Something I’m interested to know, you played the Monster’s of Rock Cruise last year. What’s it like performing on a boat?!

Spike: We’ve done quite a few of them now, over in Scandinavia there’s quite a lot of them! Everyone goes pretty mental on the boat, it’s great!  We’re doing one this year, but you get to go to the Bahamas and some other islands, it’s like 5 days it’s brilliant.  It’s crazy, free holiday and you get paid for an hour and a half’s work!  All the equipment’s already there, so really you just turn up, sound check and that’s about it.

Are you going to be doing the festival circuit this year?

Spike: We’ve got a few booked already. We’re not doing Donington [Download Festival] or anything like that.  It’s just too big now!  We’ll be doing a few of the ones in Europe, and things like that.

You’ve been around for a long time now, have you ever thought about calling it a day?

Spike: Well we had the break in the 90′s, and I was living in LA, but there’s only so much of the beach you can take you know?  So we decided to get back together in like, 1999, and we did that album, and then literally since that we haven’t stopped again.  [Do you see yourself stopping anytime soon?] Not really no, we’ve got the new album coming soon, I’ve got a solo album coming out.  I’ve done it with Simon Kirk, Andy Frasier, got Ronnie Wood playing guitar, there’s even a duet with Bonnie Tyler so yeah.  It’s all songs by Frankie Miller, he was a hero of mine, but these are songs that nobodies ever heard before. So that’s coming out in May.  Got lot’s of stuff coming for the foreseeable future!

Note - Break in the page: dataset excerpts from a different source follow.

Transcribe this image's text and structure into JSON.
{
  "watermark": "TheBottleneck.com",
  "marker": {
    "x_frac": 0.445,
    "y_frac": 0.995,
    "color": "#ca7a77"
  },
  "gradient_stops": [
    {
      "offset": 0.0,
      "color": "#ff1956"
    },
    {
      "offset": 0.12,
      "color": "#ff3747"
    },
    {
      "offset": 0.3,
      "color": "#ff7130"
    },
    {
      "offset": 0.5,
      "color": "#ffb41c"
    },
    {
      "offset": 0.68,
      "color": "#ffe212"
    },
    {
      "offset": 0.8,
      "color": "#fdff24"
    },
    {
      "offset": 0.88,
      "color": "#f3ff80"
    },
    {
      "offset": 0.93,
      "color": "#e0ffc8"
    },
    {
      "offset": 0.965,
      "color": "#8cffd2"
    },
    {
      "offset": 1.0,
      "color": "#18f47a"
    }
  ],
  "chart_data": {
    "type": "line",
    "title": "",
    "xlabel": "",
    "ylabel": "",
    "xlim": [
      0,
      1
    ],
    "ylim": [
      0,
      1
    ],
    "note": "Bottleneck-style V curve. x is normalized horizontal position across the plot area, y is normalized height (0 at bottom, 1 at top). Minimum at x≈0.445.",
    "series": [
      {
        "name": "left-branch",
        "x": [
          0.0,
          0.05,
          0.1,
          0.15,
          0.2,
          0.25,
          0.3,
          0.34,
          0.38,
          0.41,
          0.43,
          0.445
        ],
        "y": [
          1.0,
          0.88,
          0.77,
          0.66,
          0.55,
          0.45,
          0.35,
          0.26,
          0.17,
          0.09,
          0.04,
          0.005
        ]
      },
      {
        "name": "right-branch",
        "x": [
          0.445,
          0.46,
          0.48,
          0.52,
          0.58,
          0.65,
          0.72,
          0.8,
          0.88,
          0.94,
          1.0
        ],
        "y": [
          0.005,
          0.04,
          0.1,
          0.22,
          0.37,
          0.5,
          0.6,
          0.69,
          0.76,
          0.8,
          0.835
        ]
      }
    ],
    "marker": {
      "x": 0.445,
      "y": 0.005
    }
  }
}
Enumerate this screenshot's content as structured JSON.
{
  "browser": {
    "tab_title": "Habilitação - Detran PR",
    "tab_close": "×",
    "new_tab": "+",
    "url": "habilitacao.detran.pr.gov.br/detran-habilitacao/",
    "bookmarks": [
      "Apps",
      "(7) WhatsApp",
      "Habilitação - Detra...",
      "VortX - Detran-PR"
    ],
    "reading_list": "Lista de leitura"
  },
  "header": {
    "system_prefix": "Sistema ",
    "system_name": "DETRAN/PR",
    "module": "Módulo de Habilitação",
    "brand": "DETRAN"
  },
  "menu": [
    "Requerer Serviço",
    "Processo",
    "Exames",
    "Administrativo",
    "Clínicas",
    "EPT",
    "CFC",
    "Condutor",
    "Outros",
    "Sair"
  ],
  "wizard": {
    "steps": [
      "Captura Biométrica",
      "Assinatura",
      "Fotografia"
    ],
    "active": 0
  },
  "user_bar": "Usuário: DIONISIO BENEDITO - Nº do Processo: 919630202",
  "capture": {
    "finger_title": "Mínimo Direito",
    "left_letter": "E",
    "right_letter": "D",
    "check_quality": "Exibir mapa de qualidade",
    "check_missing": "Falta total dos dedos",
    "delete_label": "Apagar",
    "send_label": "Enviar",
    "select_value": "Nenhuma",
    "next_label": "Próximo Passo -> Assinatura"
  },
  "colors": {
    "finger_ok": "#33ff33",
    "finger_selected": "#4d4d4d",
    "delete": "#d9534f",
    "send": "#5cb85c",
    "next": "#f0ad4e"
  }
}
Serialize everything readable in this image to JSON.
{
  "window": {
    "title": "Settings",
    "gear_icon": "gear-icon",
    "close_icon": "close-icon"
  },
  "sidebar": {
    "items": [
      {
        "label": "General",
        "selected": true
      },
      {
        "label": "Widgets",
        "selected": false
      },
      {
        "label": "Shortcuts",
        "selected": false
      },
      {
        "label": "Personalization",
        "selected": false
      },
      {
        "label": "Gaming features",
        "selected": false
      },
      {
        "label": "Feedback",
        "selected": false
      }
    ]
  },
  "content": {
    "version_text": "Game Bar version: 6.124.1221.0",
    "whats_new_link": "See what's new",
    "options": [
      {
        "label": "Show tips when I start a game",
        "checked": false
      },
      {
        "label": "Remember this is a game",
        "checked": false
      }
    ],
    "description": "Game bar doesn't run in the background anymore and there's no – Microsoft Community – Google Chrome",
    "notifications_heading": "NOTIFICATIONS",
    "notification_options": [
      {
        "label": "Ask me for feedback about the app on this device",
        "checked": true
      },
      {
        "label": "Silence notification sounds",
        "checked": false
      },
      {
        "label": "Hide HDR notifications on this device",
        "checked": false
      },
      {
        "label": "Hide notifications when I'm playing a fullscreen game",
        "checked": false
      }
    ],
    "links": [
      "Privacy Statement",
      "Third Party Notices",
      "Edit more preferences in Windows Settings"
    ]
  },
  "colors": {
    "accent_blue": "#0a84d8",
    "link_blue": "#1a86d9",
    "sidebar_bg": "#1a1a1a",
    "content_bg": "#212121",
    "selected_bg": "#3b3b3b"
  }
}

I do a lot of writing on local bands, there’s quite a lot of good music around Northamptonshire, so if you had to give advice to one of these smaller unsigned bands just starting out, what’d it be?

Spike: Get an agent, and just do as many shows as you can.  Basically, how we started was, we had a transit van,and we played everywhere we could.  I mean, every city up and down, we just lived in the van.  I know it’s harder now.  In the older days you used to just be able to pile in the back of a van and do it like that.  [Me: It’s harder around here, cause there’s not really many big places] Yeah, I mean look at us tonight, we’re playing in the back of a Working Men’s club!

You’ve supported bands like Guns ‘n’ Roses, and played to crowd’s of like 50000+ people, and now you’ve ended up here…

Spike: How the mighty have fallen… just messing of course, but you know, The Quireboys have got some great fans.  Every night’s been packed so far, it’s been really good.  Last night in Chester, the London show is sold out, so it’s all going good! Hopefully we’ll get a good turnout tonight!

That’s pretty much it! Thanks a lot for the interview, it’s been a pleasure!

Spike: Okay pal that’s brilliant, thank you very much! Cheers for that.

Thanks a lot to Spike and Duff Press for the opportunity to do this interview, it was an absolutely brilliant experience and I look forward to seeing what the 2014 holds for the band.